Not woodworking, per se, but steel is steel and sharp is sharp.
My Wahl electric hair clippers were dull. I tried sharpening them with waterstones; that didn't work, they then cut horribly (sound and fury, very little cutting). I tried again, this time remembering to first flatten the stones. The result was probably worse. After using the finish stone, the center of the blades were noticeably shinier than the edges, indicating the surfaces were now ground convex. Presumably this was a result of the first sharpening, with a stone that was concave.
I tried once more, this time starting with a flattening iron and grit. Progressed through the grits, then again used the water stones, paying more attention to first getting them flat. After the finish stone, the surfaces were nearly uniformly shiny, but one corner was sligtly dull. This time the blades cut better; not ideal, but enough to do the job (fortunately cutting my hair isn't much of a job).
I measured the diameter of a strand of hair, it is approximately 1.5 mil. That suggests the desired flatness for each surface should be about 0.5 mil or better. A problem with using stones, etc, is that there is no real indication of flatness until the final step, that is, I can only observe a difference after there is a near mirror finish.

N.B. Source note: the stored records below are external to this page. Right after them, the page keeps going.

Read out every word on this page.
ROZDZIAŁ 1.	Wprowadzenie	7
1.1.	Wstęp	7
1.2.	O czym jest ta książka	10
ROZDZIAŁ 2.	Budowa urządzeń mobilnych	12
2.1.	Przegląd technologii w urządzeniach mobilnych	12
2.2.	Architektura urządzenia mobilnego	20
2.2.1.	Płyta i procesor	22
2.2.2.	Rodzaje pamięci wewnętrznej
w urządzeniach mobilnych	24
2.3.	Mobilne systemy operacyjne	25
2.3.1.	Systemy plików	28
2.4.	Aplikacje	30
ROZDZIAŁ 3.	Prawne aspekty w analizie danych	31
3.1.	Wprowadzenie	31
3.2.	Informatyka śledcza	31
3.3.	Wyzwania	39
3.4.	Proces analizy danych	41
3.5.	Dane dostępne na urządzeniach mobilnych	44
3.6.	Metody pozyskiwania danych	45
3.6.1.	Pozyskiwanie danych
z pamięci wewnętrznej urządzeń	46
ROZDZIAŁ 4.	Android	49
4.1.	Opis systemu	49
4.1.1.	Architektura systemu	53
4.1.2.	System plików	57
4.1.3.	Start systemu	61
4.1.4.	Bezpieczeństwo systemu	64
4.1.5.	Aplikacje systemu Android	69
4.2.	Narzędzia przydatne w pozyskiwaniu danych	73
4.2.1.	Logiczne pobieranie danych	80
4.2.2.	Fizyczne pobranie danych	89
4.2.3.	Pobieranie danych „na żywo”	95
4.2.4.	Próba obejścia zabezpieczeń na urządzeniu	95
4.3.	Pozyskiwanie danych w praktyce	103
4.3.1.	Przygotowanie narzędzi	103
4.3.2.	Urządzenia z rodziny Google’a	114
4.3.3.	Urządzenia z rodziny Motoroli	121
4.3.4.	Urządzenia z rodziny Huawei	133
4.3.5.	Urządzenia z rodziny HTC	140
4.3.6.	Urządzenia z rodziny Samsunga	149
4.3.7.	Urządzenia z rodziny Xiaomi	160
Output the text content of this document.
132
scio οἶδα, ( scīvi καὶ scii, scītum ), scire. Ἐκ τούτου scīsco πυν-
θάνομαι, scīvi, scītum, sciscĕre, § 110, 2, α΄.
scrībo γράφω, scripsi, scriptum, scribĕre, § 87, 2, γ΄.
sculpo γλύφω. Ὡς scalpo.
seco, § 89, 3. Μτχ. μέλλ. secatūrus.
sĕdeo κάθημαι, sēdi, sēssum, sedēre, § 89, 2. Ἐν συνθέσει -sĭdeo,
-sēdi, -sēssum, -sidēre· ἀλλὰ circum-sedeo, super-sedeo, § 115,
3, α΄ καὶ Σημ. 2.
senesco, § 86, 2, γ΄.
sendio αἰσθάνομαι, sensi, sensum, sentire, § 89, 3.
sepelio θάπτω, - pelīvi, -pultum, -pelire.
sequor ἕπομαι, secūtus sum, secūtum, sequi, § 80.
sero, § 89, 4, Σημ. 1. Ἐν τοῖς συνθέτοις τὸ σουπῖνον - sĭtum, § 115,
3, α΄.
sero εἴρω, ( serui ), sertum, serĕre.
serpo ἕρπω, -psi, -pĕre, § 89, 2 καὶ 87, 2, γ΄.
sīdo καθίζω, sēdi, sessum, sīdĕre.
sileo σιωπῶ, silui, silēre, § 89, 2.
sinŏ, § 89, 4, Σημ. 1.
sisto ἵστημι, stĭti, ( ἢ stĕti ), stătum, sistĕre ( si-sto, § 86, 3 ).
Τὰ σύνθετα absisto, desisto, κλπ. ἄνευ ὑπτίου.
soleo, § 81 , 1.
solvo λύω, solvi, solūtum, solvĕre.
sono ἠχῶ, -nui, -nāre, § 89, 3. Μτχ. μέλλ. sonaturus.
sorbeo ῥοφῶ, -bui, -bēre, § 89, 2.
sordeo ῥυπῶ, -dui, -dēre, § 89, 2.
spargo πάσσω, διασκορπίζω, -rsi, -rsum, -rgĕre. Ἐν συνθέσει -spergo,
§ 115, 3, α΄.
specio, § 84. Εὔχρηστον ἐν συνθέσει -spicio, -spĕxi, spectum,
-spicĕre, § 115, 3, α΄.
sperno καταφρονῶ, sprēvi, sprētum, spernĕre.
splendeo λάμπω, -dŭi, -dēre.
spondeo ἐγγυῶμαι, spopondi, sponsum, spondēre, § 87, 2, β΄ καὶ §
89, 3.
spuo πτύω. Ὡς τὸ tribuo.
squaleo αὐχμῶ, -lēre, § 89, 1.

A few questions. Would I do better with sandpaper on a glass surface? Is there a reasonable way to determine whether the initial grinding (at the coarsest grit) yields a flat surface (on average)? What's the best way to flatten a water stone? I generally just abrade it against a reasonably flat section of concrete, check with a straight edge, and finish by rubbing two stones against each other. That works fine for chisel and plane blades.